Dienstag, 24. Mai 2011

Ich kann keine Schlüssel mehr sehen

Guten Abend,

ich bin heute Morgen um viertel vor sieben aufgestanden, habe gefrühstückt und wurden dann von Suzanne wieder ins Bett geschickt. Ich durfte dann noch ein wenig schlafen.

Nachdem ich ausgeschlafen war, habe ich mich direkt an meine To-Do-Liste gemacht: Alecs Wäsche falten, Jessies Geschenke einpacken, Mülltonnen reinholen, Briefe zum Briefkasten bringen... UND Schlüssel kleben. Es nimmt einfach kein Ende. Heute habe ich wieder 600 Schlüssel verklebt und es sind immer noch welche übrig. Diese warten schon wieder morgen auf mich.
Nebenher habe ich ein paar Folgen von "How I Met Your Mother" geschaut.

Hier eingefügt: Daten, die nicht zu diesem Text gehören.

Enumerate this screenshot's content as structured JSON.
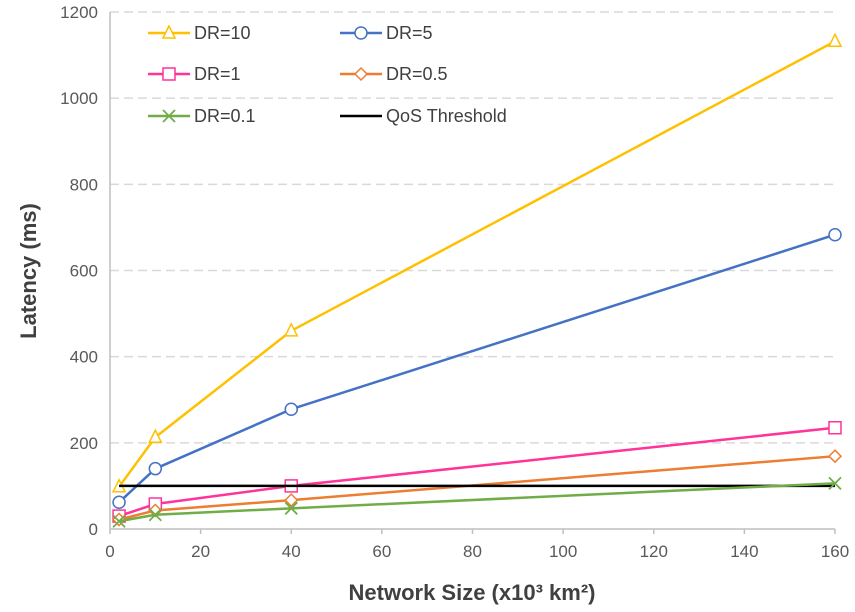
{
  "chart_data": {
    "type": "line",
    "xlabel": "Network Size (x10³ km²)",
    "ylabel": "Latency (ms)",
    "xlim": [
      0,
      160
    ],
    "ylim": [
      0,
      1200
    ],
    "x_ticks": [
      0,
      20,
      40,
      60,
      80,
      100,
      120,
      140,
      160
    ],
    "y_ticks": [
      0,
      200,
      400,
      600,
      800,
      1000,
      1200
    ],
    "grid": "horizontal dashed",
    "legend_position": "top-left, inside plot, two columns",
    "series": [
      {
        "name": "DR=10",
        "color": "#FFC000",
        "marker": "triangle",
        "x": [
          2,
          10,
          40,
          160
        ],
        "y": [
          98,
          213,
          460,
          1132
        ]
      },
      {
        "name": "DR=5",
        "color": "#4472C4",
        "marker": "circle",
        "x": [
          2,
          10,
          40,
          160
        ],
        "y": [
          62,
          140,
          278,
          683
        ]
      },
      {
        "name": "DR=1",
        "color": "#FF3399",
        "marker": "square",
        "x": [
          2,
          10,
          40,
          160
        ],
        "y": [
          30,
          58,
          100,
          235
        ]
      },
      {
        "name": "DR=0.5",
        "color": "#ED7D31",
        "marker": "diamond",
        "x": [
          2,
          10,
          40,
          160
        ],
        "y": [
          22,
          43,
          67,
          169
        ]
      },
      {
        "name": "DR=0.1",
        "color": "#70AD47",
        "marker": "x",
        "x": [
          2,
          10,
          40,
          160
        ],
        "y": [
          18,
          33,
          48,
          106
        ]
      },
      {
        "name": "QoS Threshold",
        "color": "#000000",
        "marker": "none",
        "x": [
          2,
          160
        ],
        "y": [
          100,
          100
        ]
      }
    ]
  }
}
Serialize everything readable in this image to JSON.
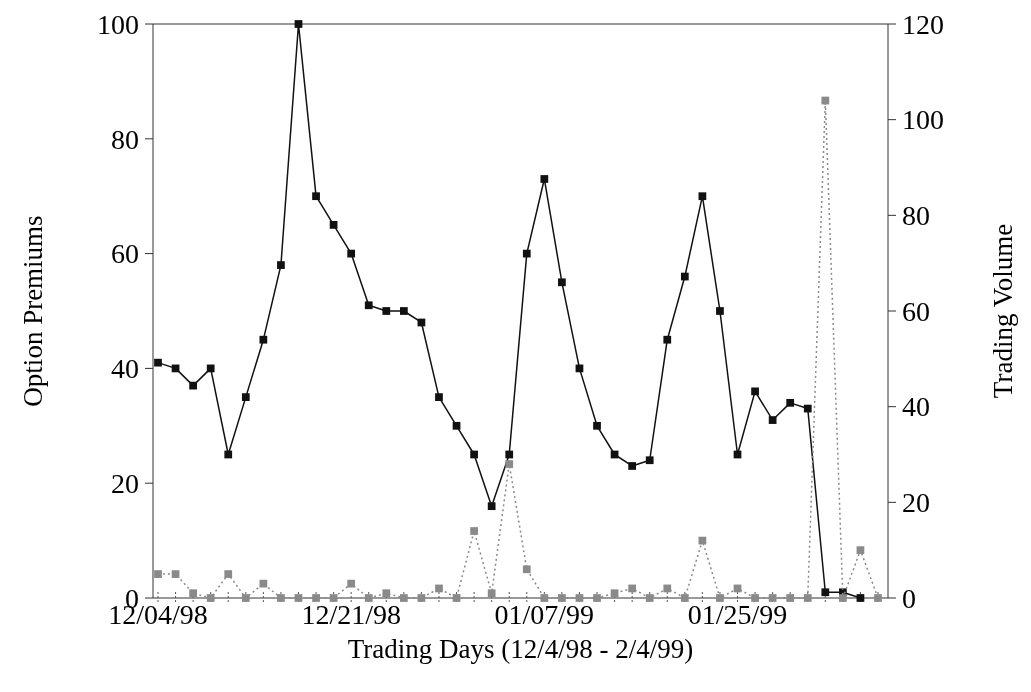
{
  "chart_data": {
    "type": "line",
    "xlabel": "Trading Days (12/4/98 - 2/4/99)",
    "ylabel": "Option Premiums",
    "y2label": "Trading Volume",
    "categories": [
      "12/04/98",
      null,
      null,
      null,
      null,
      null,
      null,
      null,
      null,
      null,
      null,
      "12/21/98",
      null,
      null,
      null,
      null,
      null,
      null,
      null,
      null,
      null,
      null,
      "01/07/99",
      null,
      null,
      null,
      null,
      null,
      null,
      null,
      null,
      null,
      null,
      "01/25/99",
      null,
      null,
      null,
      null,
      null,
      null,
      null,
      null
    ],
    "ylim": [
      0,
      100
    ],
    "yticks": [
      0,
      20,
      40,
      60,
      80,
      100
    ],
    "y2lim": [
      0,
      120
    ],
    "y2ticks": [
      0,
      20,
      40,
      60,
      80,
      100,
      120
    ],
    "marker": "square",
    "series": [
      {
        "color": "#111111",
        "line_style": "solid",
        "values": [
          41,
          40,
          37,
          40,
          25,
          35,
          45,
          58,
          100,
          70,
          65,
          60,
          51,
          50,
          50,
          48,
          35,
          30,
          25,
          16,
          25,
          60,
          73,
          55,
          40,
          30,
          25,
          23,
          24,
          45,
          56,
          70,
          50,
          25,
          36,
          31,
          34,
          33,
          1,
          1,
          0,
          null
        ]
      },
      {
        "color": "#8a8a8a",
        "line_style": "dotted",
        "axis": "y2",
        "values": [
          5,
          5,
          1,
          0,
          5,
          0,
          3,
          0,
          0,
          0,
          0,
          3,
          0,
          1,
          0,
          0,
          2,
          0,
          14,
          1,
          28,
          6,
          0,
          0,
          0,
          0,
          1,
          2,
          0,
          2,
          0,
          12,
          0,
          2,
          0,
          0,
          0,
          0,
          104,
          0,
          10,
          0
        ]
      }
    ]
  }
}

Um halb drei habe ich Caroline und John von der Schule abgeholt. Die Beiden haben schön auf dem Spielplatz gespielt, während ich geklebt habe. Dann hatte Caroline ihre Klavierstunde. Morgen hat sie eine Probe für ihre erste offiziele Aufführung. Das wird spannend. :-)

Dann habe ich Essen gemacht und Caroline ging es gar nicht mehr gut. Sie hat plötzlich fürchterlich angefangen zu weinen, weil sie ihre Mama vermisst. Wir haben uns dann zusammen in ihr Bett gelegt und ich habe sie gestreichelt. Aber sie wollte nicht kuscheln und ist auch nicht zur Ruhe gekommen. Nach einer halben Stunde hat sie endlich aufhgehört zu weinen und wir haben Namen für das neue Baby von ihrem Vater gesucht. Danach ist sie dann mit mir auch wieder runter gekommen und hat gegessen.

Suzanne weiß auch nicht was sie noch machen soll. Die Situation heute war extrem. Das habe ich hier noch nicht erlebt. Aber bald wird Caroline ihre Mama ja wieder ganz für sich haben, denn Suzanne wird ihren Job aufgeben. Mal sehen, was dann wird. Caroline wird dann vermutlich noch weniger auf mich hören. Aber das wird schon noch... abwarten und Tee trinken. :-)

Gute Nacht,

Sunny

PS: Ich werde nun endlich wieder mal lesen... es ist schon wieder eine Weile her...

Montag, 23. Mai 2011

600 Schlüssel weniger

Hey,

heute hat der Alltag wieder begonnen. Nachdem ich Caroline zur Schule gebracht hatte, bin ich natürlich wieder ins Bett gegangen. Aber nicht für lange, denn Caroline hatte nur einen halben Schultag. Ich habe sie und John zu einer Schulfreundin gebracht. Als ich wieder zu Hause war, habe ich direkt angefangen wieder Schlüssel auf kleine Kärtchen zu kleben. Ich habe heute insgesammt 600 Schlüssel geklebt. Nebenher habe ich mit meinen Eltern geskyped. Somit war es nicht ganz so langweilig. Dann war es auch schon Zeit Caroline wieder ab zuholen. Sie hat dann noch ein wenig draußen gespielt und ich habe Essen gemacht.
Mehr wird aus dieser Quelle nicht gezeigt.